The rag-tag band, composed of an infamous and ruined talk-show host, a failed American musician, a middle-aged woman tied to her disabled son and a reckless, slightly imbalanced teen, use brutal honesty to explore their feelings and their reasons for jumping and not jumping.

Hornby’s fourth novel is certainly not your average story of redemption, but he tells the story with a frankness that makes his characters more relatable.

Each of Hornby’s jumpers is seriously depressed and he makes no bones about wanting to provide a happy ending.

The novel jumps from each character’s point of view, and though each of them hopes that talking to one another will bring some kind of closure, they learn more about themselves from their failed attempts to relate to one another.

The novel is alternatingly touching and spiteful, phyciotic and real, self-absorbed and spiritual.
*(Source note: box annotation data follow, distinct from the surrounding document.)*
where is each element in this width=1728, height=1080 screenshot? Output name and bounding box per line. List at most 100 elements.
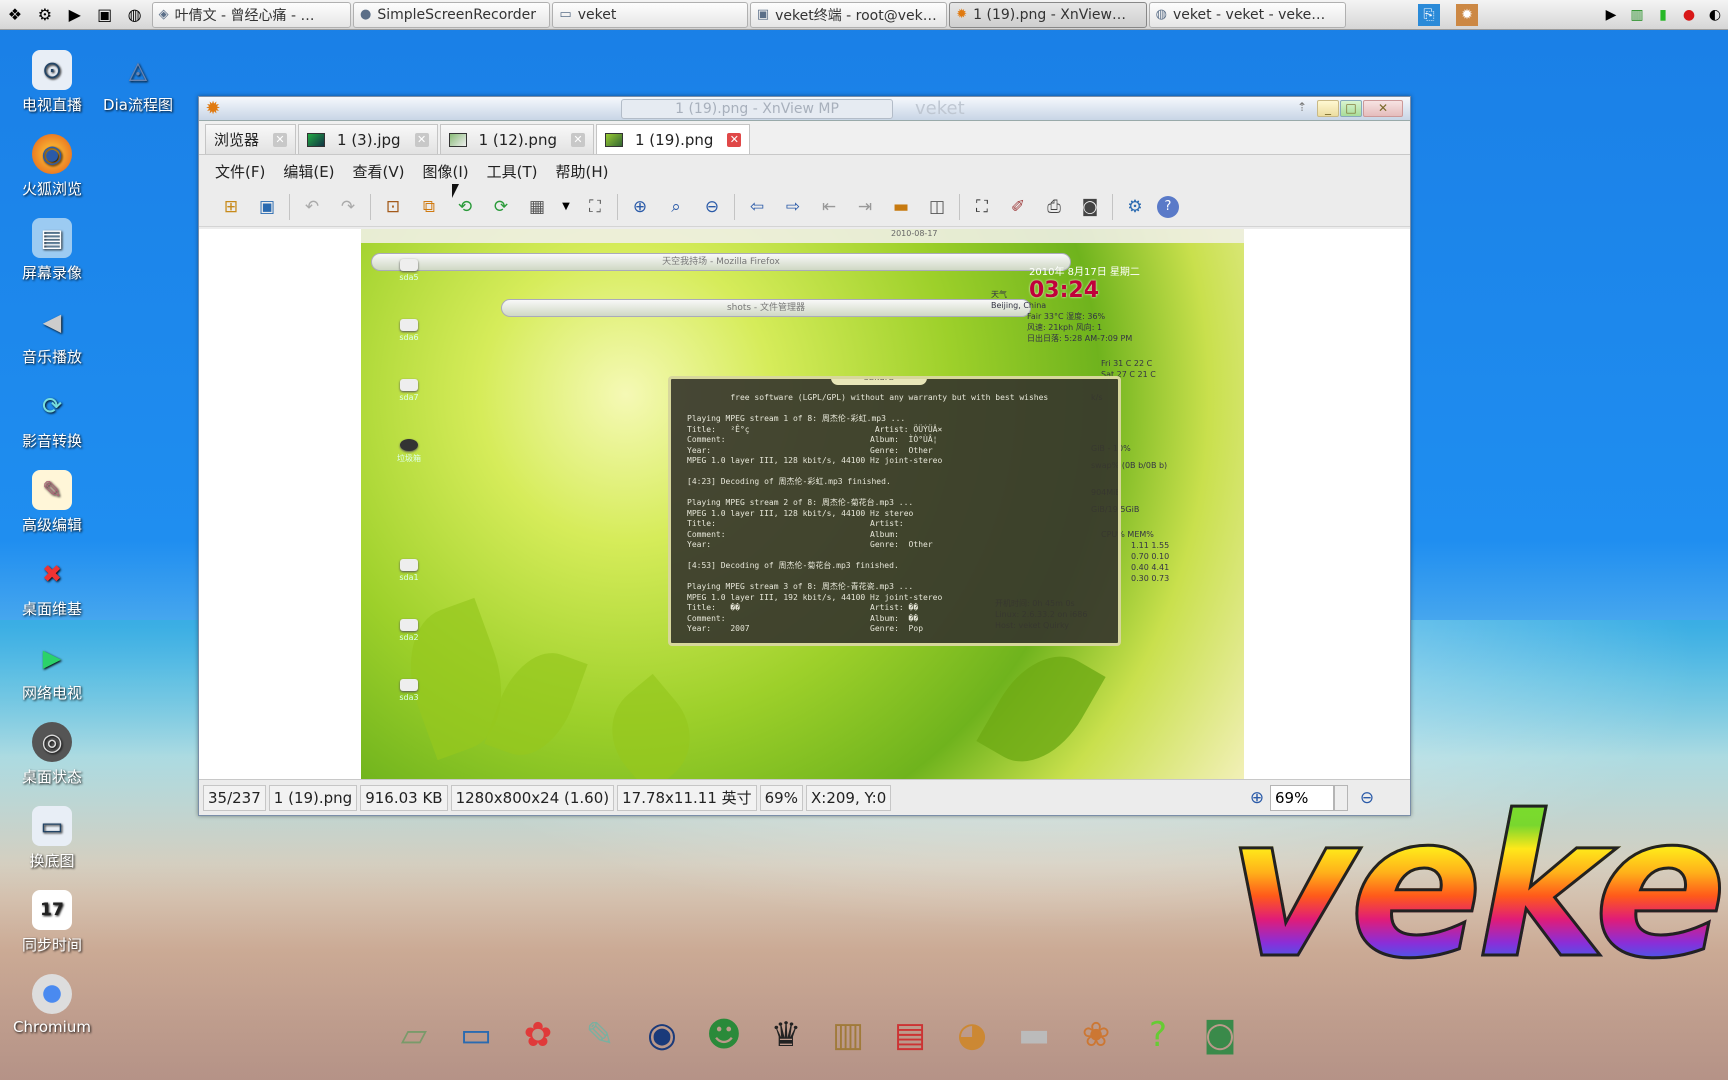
close-button[interactable]: ✕ [1363,100,1403,117]
slideshow-icon[interactable]: ▬ [887,193,915,221]
desktop-icon-music[interactable]: ◀ 音乐播放 [2,302,102,367]
menu-help[interactable]: 帮助(H) [556,161,609,182]
taskbar-task-terminal[interactable]: ▣ veket终端 - root@vek… [749,1,948,28]
desktop-icon-firefox[interactable]: ◉ 火狐浏览 [2,134,102,199]
color-picker-icon[interactable]: ✐ [1004,193,1032,221]
task-label: veket [577,6,617,23]
zoom-out-icon[interactable]: ⊖ [698,193,726,221]
menu-image[interactable]: 图像(I) [423,161,469,182]
crop-icon[interactable]: ⊡ [379,193,407,221]
close-tab-icon[interactable]: ✕ [273,132,288,147]
desktop-icon-chromium[interactable]: Chromium [2,974,102,1036]
tab-image-19[interactable]: 1 (19).png ✕ [595,124,751,154]
taskbar-task-xnview[interactable]: ✹ 1 (19).png - XnView… [949,1,1147,28]
record-indicator-icon[interactable]: ● [1678,4,1700,26]
desktop-icon-editor[interactable]: ✎ 高级编辑 [2,470,102,535]
desktop-icon-screen-record[interactable]: ▤ 屏幕录像 [2,218,102,283]
desktop-icon-dia[interactable]: ◬ Dia流程图 [88,50,188,115]
menu-tools[interactable]: 工具(T) [487,161,538,182]
window-title: 1 (19).png - XnView MP [621,99,893,119]
more-tray-icon[interactable]: ◐ [1704,4,1726,26]
xnview-tray-icon[interactable]: ✹ [1456,3,1479,26]
veket-app-icon[interactable]: ❀ [1067,1006,1125,1064]
task-label: veket终端 - root@vek… [775,7,937,24]
dropdown-arrow-icon[interactable]: ▼ [559,193,573,221]
window-titlebar[interactable]: ✹ 1 (19).png - XnView MP veket ⇡ _ □ ✕ [199,97,1410,121]
save-icon[interactable]: ▣ [253,193,281,221]
previous-icon[interactable]: ⇦ [743,193,771,221]
qq-penguin-icon[interactable]: ♛ [757,1006,815,1064]
print-icon[interactable]: ⎙ [1040,193,1068,221]
help-icon[interactable]: ? [1157,195,1179,218]
tab-image-3[interactable]: 1 (3).jpg ✕ [298,124,438,154]
image-drive: sda2 [391,619,427,642]
capture-icon[interactable]: ◙ [1076,193,1104,221]
battery-icon[interactable]: ▮ [1652,4,1674,26]
close-tab-icon[interactable]: ✕ [570,132,585,147]
last-image-icon[interactable]: ⇥ [851,193,879,221]
desktop-icon-web-tv[interactable]: ▶ 网络电视 [2,638,102,703]
zoom-in-icon[interactable]: ⊕ [626,193,654,221]
menu-edit[interactable]: 编辑(E) [283,161,334,182]
close-tab-icon[interactable]: ✕ [414,132,429,147]
redo-icon[interactable]: ↷ [334,193,362,221]
dia-icon: ◬ [128,56,148,84]
taskbar-task-browser[interactable]: ◍ veket - veket - veke… [1148,1,1347,28]
next-icon[interactable]: ⇨ [779,193,807,221]
desktop-icon-label: 换底图 [29,852,75,870]
help-question-icon[interactable]: ? [1129,1006,1187,1064]
taskbar-task-music[interactable]: ◈ 叶倩文 - 曾经心痛 - … [151,1,351,28]
desktop-icon-wiki[interactable]: ✖ 桌面维基 [2,554,102,619]
taskbar-task-veket[interactable]: ▭ veket [552,1,748,28]
minimize-button[interactable]: _ [1317,100,1339,117]
compare-icon[interactable]: ◫ [923,193,951,221]
pin-up-icon[interactable]: ⇡ [1297,100,1307,114]
terminal-launcher-icon[interactable]: ▣ [92,2,118,28]
play-tray-icon[interactable]: ▶ [1600,4,1622,26]
maximize-button[interactable]: □ [1340,100,1362,117]
browse-tree-icon[interactable]: ⊞ [217,193,245,221]
first-image-icon[interactable]: ⇤ [815,193,843,221]
desktop-icon-label: 网络电视 [21,684,82,702]
users-icon[interactable]: ☻ [695,1006,753,1064]
adjust-icon[interactable]: ▦ [523,193,551,221]
tab-image-12[interactable]: 1 (12).png ✕ [439,124,594,154]
close-tab-icon[interactable]: ✕ [727,132,742,147]
address-book-icon[interactable]: ▥ [819,1006,877,1064]
zoom-fit-icon[interactable]: ⌕ [662,193,690,221]
desktop-icon-wallpaper[interactable]: ▭ 换底图 [2,806,102,871]
resize-icon[interactable]: ⧉ [415,193,443,221]
media-play-icon[interactable]: ▶ [62,2,88,28]
terminal-title: sakura [831,379,927,385]
desktop-icon-status[interactable]: ◎ 桌面状态 [2,722,102,787]
menu-file[interactable]: 文件(F) [215,161,265,182]
camera-icon[interactable]: ◙ [1191,1006,1249,1064]
desktop-icon-sync-time[interactable]: 17 同步时间 [2,890,102,955]
presentation-icon[interactable]: ▤ [881,1006,939,1064]
tab-browser[interactable]: 浏览器 ✕ [205,124,297,154]
cat-mascot-icon[interactable]: ✿ [509,1006,567,1064]
menu-view[interactable]: 查看(V) [353,161,405,182]
taskbar-task-recorder[interactable]: ● SimpleScreenRecorder [353,1,551,28]
network-tray-icon[interactable]: ⎘ [1418,3,1441,26]
desktop-icon-media-convert[interactable]: ⟳ 影音转换 [2,386,102,451]
menu-launcher-icon[interactable]: ❖ [2,2,28,28]
browser-launcher-icon[interactable]: ◍ [122,2,148,28]
music-disc-icon[interactable]: ◉ [633,1006,691,1064]
file-manager-icon[interactable]: ▱ [385,1006,443,1064]
cpu-monitor-icon[interactable]: ▥ [1626,4,1648,26]
image-viewer[interactable]: 2010-08-17 天空我持场 - Mozilla Firefox shots… [199,229,1410,781]
settings-gear-icon[interactable]: ⚙ [1121,193,1149,221]
fullscreen-icon[interactable]: ⛶ [968,193,996,221]
usb-drive-icon[interactable]: ▬ [1005,1006,1063,1064]
settings-gear-icon[interactable]: ⚙ [32,2,58,28]
histogram-icon[interactable]: ⛶ [581,193,609,221]
paint-palette-icon[interactable]: ◕ [943,1006,1001,1064]
bottom-dock: ▱ ▭ ✿ ✎ ◉ ☻ ♛ ▥ ▤ ◕ ▬ ❀ ? ◙ [385,1000,1345,1070]
computer-icon[interactable]: ▭ [447,1006,505,1064]
undo-icon[interactable]: ↶ [298,193,326,221]
rotate-right-icon[interactable]: ⟳ [487,193,515,221]
edit-pen-icon[interactable]: ✎ [571,1006,629,1064]
xnview-app-icon[interactable]: ✹ [203,98,223,119]
desktop-icon-tv-live[interactable]: ⊙ 电视直播 [2,50,102,115]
Reading about four clinically depressed people may not sound too appealing, but the novel touches places that everyone has been and in the end you can’t help but relate to Hornby’s characters.

As one character says, “I’m telling you that people who get by aren’t so far away from being suicidal.”

If anything, it’s probably a good idea to read the novel now before someone buys the movie rights.

Nick Hornby novels, like High Fidelity and About a Boy, tend to transfer to the silver screen fairly quickly, so getting the novel under your belt will only put you ahead of the game.